Tiger prawns with dill dressing

    40 min

    In this good-looking salad, quickly seared tiger prawns are served piled on a mixture of aromatic basmati and wild rice, crunchy broccoli florets, mange-tout and yellow pepper tossed in a fresh dill and lime juice dressing. Together the ingredients make a well-balanced dish, as healthy as it is delicious.

    1 person made this

    Serves: 4 

    • 250 g (8½ oz) mixed basmati and wild rice, well rinsed
    • thinly pared zest and juice of 1 lime
    • 3 tbsp sunflower oil
    • 2 tsp toasted sesame oil
    • 1 tbsp light soy sauce
    • 125 g (4½ oz) broccoli, broken into small florets
    • 125 g (4½ oz) mange-tout, halved lengthways
    • 400 g (14 oz) raw tiger prawns, peeled but tails left on 1 small yellow pepper, seeded and thinly sliced
    • 75 g (2½ oz) spring onions, sliced
    • 4 tbsp coarsely chopped fresh dill
    • salt and pepper

    Prep:40min  ›  Ready in:40min 

    1. Cook the rice with the lime zest in a saucepan of boiling water for 20 minutes, or according to the packet instructions, until tender. Drain the rice and tip it into a wide salad bowl. Discard the lime zest.
    2. Whisk together 1 tbsp of the lime juice, 2 tbsp of the sunflower oil, the sesame oil, soy sauce, and salt and pepper to taste in a small bowl. Drizzle this dressing over the rice and stir to mix. Spread out the rice in the bowl and leave to cool.
    3. Meanwhile, put the broccoli in a steamer basket set over a pan of boiling water and steam for 4 minutes. Add the mange-tout and steam for a further 2 minutes or until the vegetables are tender but still crisp. Tip the vegetables into a colander and refresh under cold running water.
    4. Heat the remaining 1 tbsp of sunflower oil in a large frying pan. Add the prawns and cook over a high heat for 1–2 minutes on each side or until pink and cooked through.
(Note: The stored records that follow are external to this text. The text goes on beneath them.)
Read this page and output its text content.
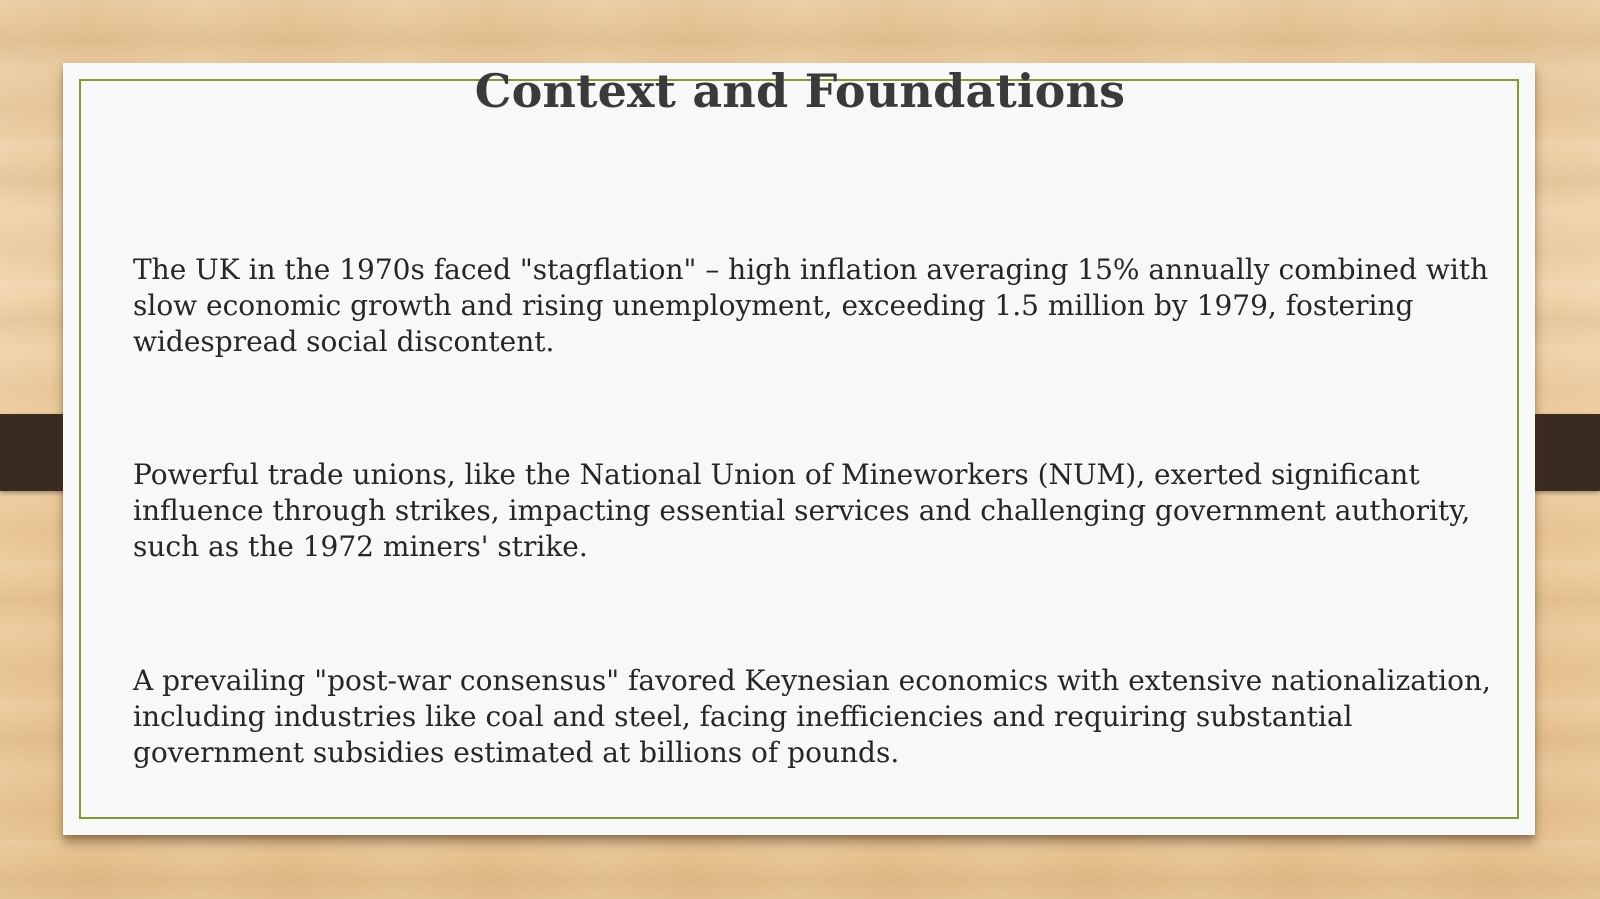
Context and Foundations

The UK in the 1970s faced "stagflation" – high inflation averaging 15% annually combined with slow economic growth and rising unemployment, exceeding 1.5 million by 1979, fostering widespread social discontent.

Powerful trade unions, like the National Union of Mineworkers (NUM), exerted significant influence through strikes, impacting essential services and challenging government authority, such as the 1972 miners' strike.

A prevailing "post-war consensus" favored Keynesian economics with extensive nationalization, including industries like coal and steel, facing inefficiencies and requiring substantial government subsidies estimated at billions of pounds.
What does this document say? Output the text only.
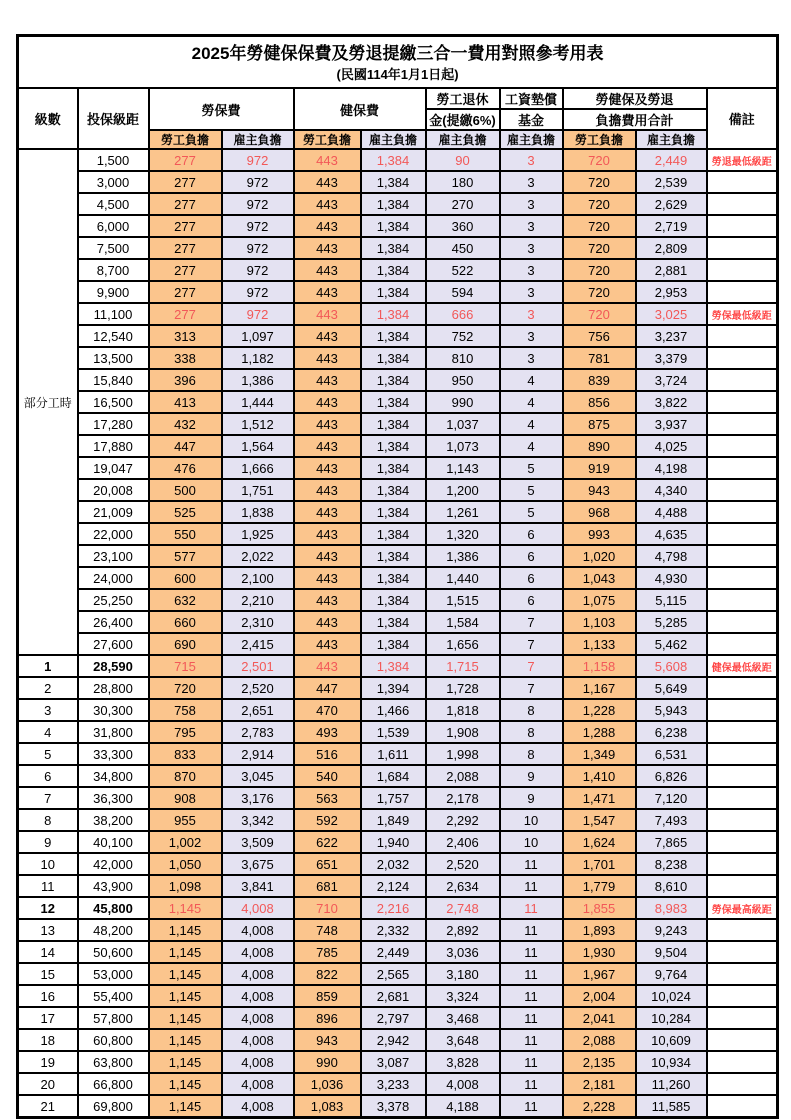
2025年勞健保保費及勞退提繳三合一費用對照參考用表
(民國114年1月1日起)										

級數	投保級距	勞保費		健保費		勞工退休	工資墊償	勞健保及勞退		備註
						金(提繳6%)	基金	負擔費用合計		
		勞工負擔	雇主負擔	勞工負擔	雇主負擔	雇主負擔	雇主負擔	勞工負擔	雇主負擔	
部分工時	1,500	277	972	443	1,384	90	3	720	2,449	勞退最低級距
	3,000	277	972	443	1,384	180	3	720	2,539	
	4,500	277	972	443	1,384	270	3	720	2,629	
	6,000	277	972	443	1,384	360	3	720	2,719	
	7,500	277	972	443	1,384	450	3	720	2,809	
	8,700	277	972	443	1,384	522	3	720	2,881	
	9,900	277	972	443	1,384	594	3	720	2,953	
	11,100	277	972	443	1,384	666	3	720	3,025	勞保最低級距
	12,540	313	1,097	443	1,384	752	3	756	3,237	
	13,500	338	1,182	443	1,384	810	3	781	3,379	
	15,840	396	1,386	443	1,384	950	4	839	3,724	
	16,500	413	1,444	443	1,384	990	4	856	3,822	
	17,280	432	1,512	443	1,384	1,037	4	875	3,937	
	17,880	447	1,564	443	1,384	1,073	4	890	4,025	
	19,047	476	1,666	443	1,384	1,143	5	919	4,198	
	20,008	500	1,751	443	1,384	1,200	5	943	4,340	
	21,009	525	1,838	443	1,384	1,261	5	968	4,488	
	22,000	550	1,925	443	1,384	1,320	6	993	4,635	
	23,100	577	2,022	443	1,384	1,386	6	1,020	4,798	
	24,000	600	2,100	443	1,384	1,440	6	1,043	4,930	
	25,250	632	2,210	443	1,384	1,515	6	1,075	5,115	
	26,400	660	2,310	443	1,384	1,584	7	1,103	5,285	
	27,600	690	2,415	443	1,384	1,656	7	1,133	5,462	
1	28,590	715	2,501	443	1,384	1,715	7	1,158	5,608	健保最低級距
2	28,800	720	2,520	447	1,394	1,728	7	1,167	5,649	
3	30,300	758	2,651	470	1,466	1,818	8	1,228	5,943	
4	31,800	795	2,783	493	1,539	1,908	8	1,288	6,238	
5	33,300	833	2,914	516	1,611	1,998	8	1,349	6,531	
6	34,800	870	3,045	540	1,684	2,088	9	1,410	6,826	
7	36,300	908	3,176	563	1,757	2,178	9	1,471	7,120	
8	38,200	955	3,342	592	1,849	2,292	10	1,547	7,493	
9	40,100	1,002	3,509	622	1,940	2,406	10	1,624	7,865	
10	42,000	1,050	3,675	651	2,032	2,520	11	1,701	8,238	
11	43,900	1,098	3,841	681	2,124	2,634	11	1,779	8,610	
12	45,800	1,145	4,008	710	2,216	2,748	11	1,855	8,983	勞保最高級距
13	48,200	1,145	4,008	748	2,332	2,892	11	1,893	9,243	
14	50,600	1,145	4,008	785	2,449	3,036	11	1,930	9,504	
15	53,000	1,145	4,008	822	2,565	3,180	11	1,967	9,764	
16	55,400	1,145	4,008	859	2,681	3,324	11	2,004	10,024	
17	57,800	1,145	4,008	896	2,797	3,468	11	2,041	10,284	
18	60,800	1,145	4,008	943	2,942	3,648	11	2,088	10,609	
19	63,800	1,145	4,008	990	3,087	3,828	11	2,135	10,934	
20	66,800	1,145	4,008	1,036	3,233	4,008	11	2,181	11,260	
21	69,800	1,145	4,008	1,083	3,378	4,188	11	2,228	11,585	
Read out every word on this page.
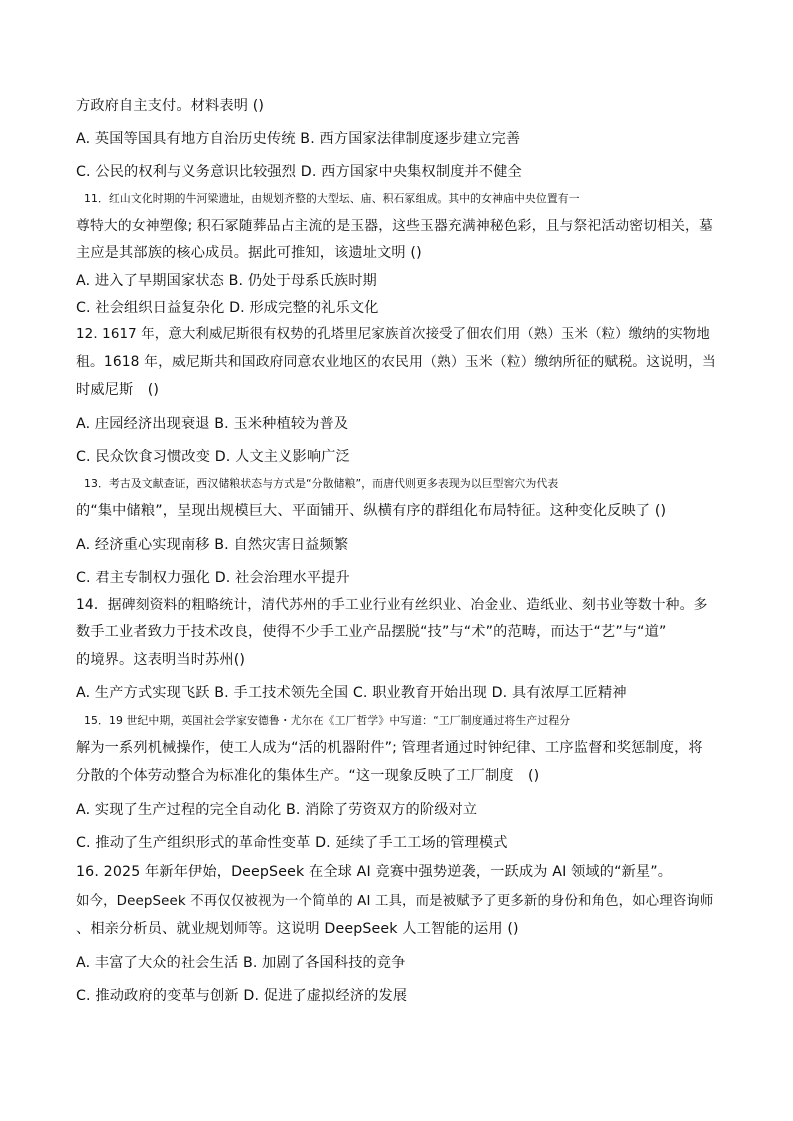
方政府自主支付。材料表明 ()
A. 英国等国具有地方自治历史传统 B. 西方国家法律制度逐步建立完善
C. 公民的权利与义务意识比较强烈 D. 西方国家中央集权制度并不健全
11．红山文化时期的牛河梁遗址，由规划齐整的大型坛、庙、积石冢组成。其中的女神庙中央位置有一
尊特大的女神塑像; 积石冢随葬品占主流的是玉器，这些玉器充满神秘色彩，且与祭祀活动密切相关，墓
主应是其部族的核心成员。据此可推知，该遗址文明 ()
A. 进入了早期国家状态 B. 仍处于母系氏族时期
C. 社会组织日益复杂化 D. 形成完整的礼乐文化
12. 1617 年，意大利威尼斯很有权势的孔塔里尼家族首次接受了佃农们用（熟）玉米（粒）缴纳的实物地
租。1618 年，威尼斯共和国政府同意农业地区的农民用（熟）玉米（粒）缴纳所征的赋税。这说明，当
时威尼斯　()
A. 庄园经济出现衰退 B. 玉米种植较为普及
C. 民众饮食习惯改变 D. 人文主义影响广泛
13．考古及文献查证，西汉储粮状态与方式是“分散储粮”，而唐代则更多表现为以巨型窖穴为代表
的“集中储粮”，呈现出规模巨大、平面铺开、纵横有序的群组化布局特征。这种变化反映了 ()
A. 经济重心实现南移 B. 自然灾害日益频繁
C. 君主专制权力强化 D. 社会治理水平提升
14．据碑刻资料的粗略统计，清代苏州的手工业行业有丝织业、冶金业、造纸业、刻书业等数十种。多
数手工业者致力于技术改良，使得不少手工业产品摆脱“技”与“术”的范畴，而达于“艺”与“道”
的境界。这表明当时苏州()
A. 生产方式实现飞跃 B. 手工技术领先全国 C. 职业教育开始出现 D. 具有浓厚工匠精神
15．19 世纪中期，英国社会学家安德鲁・尤尔在《工厂哲学》中写道：“工厂制度通过将生产过程分
解为一系列机械操作，使工人成为“活的机器附件”; 管理者通过时钟纪律、工序监督和奖惩制度，将
分散的个体劳动整合为标准化的集体生产。“这一现象反映了工厂制度　()
A. 实现了生产过程的完全自动化 B. 消除了劳资双方的阶级对立
C. 推动了生产组织形式的革命性变革 D. 延续了手工工场的管理模式
16. 2025 年新年伊始，DeepSeek 在全球 AI 竞赛中强势逆袭，一跃成为 AI 领域的“新星”。
如今，DeepSeek 不再仅仅被视为一个简单的 AI 工具，而是被赋予了更多新的身份和角色，如心理咨询师
、相亲分析员、就业规划师等。这说明 DeepSeek 人工智能的运用 ()
A. 丰富了大众的社会生活 B. 加剧了各国科技的竞争
C. 推动政府的变革与创新 D. 促进了虚拟经济的发展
Remove from the heat and sprinkle with the remaining lime juice.
    5. Add the broccoli, mange-tout, pepper, spring onions and 3 tbsp of the dill to the rice and stir gently to mix. Pile the prawns on top and scatter over the rest of the dill. Serve immediately.

    Some more ideas

    The salad can be made in advance and chilled until required. Let it stand at room temperature for 30 minutes before serving. * For a high-fibre salad, use brown long-grain rice instead of basmati and wild rice. * Instead of broccoli and mange-tout, use asparagus tips and sliced small courgettes. * To save time, buy 200 g (7 oz) cooked peeled tiger prawns and simply toss them in the lime juice. * Instead of prawns, use 16 scallops, searing them in the hot oil for about 1 minute on each side or until golden brown. * For a Thai dressing, whisk together 5 tbsp reduced-fat coconut milk, 1 tsp toasted sesame oil, 1 tbsp fish sauce, 1 seeded and very finely chopped fresh red chilli and 3 tbsp chopped fresh coriander.

    Plus point

    Prawns are low in fat and calories. They contain useful amounts of many of the B vitamins, particularly vitamin B12, which is essential for the formation of red blood cells and maintaining a healthy nervous system. They also provide good amounts of copper, phosporus, iodine and the antioxidant selenium, plus small amounts of iron.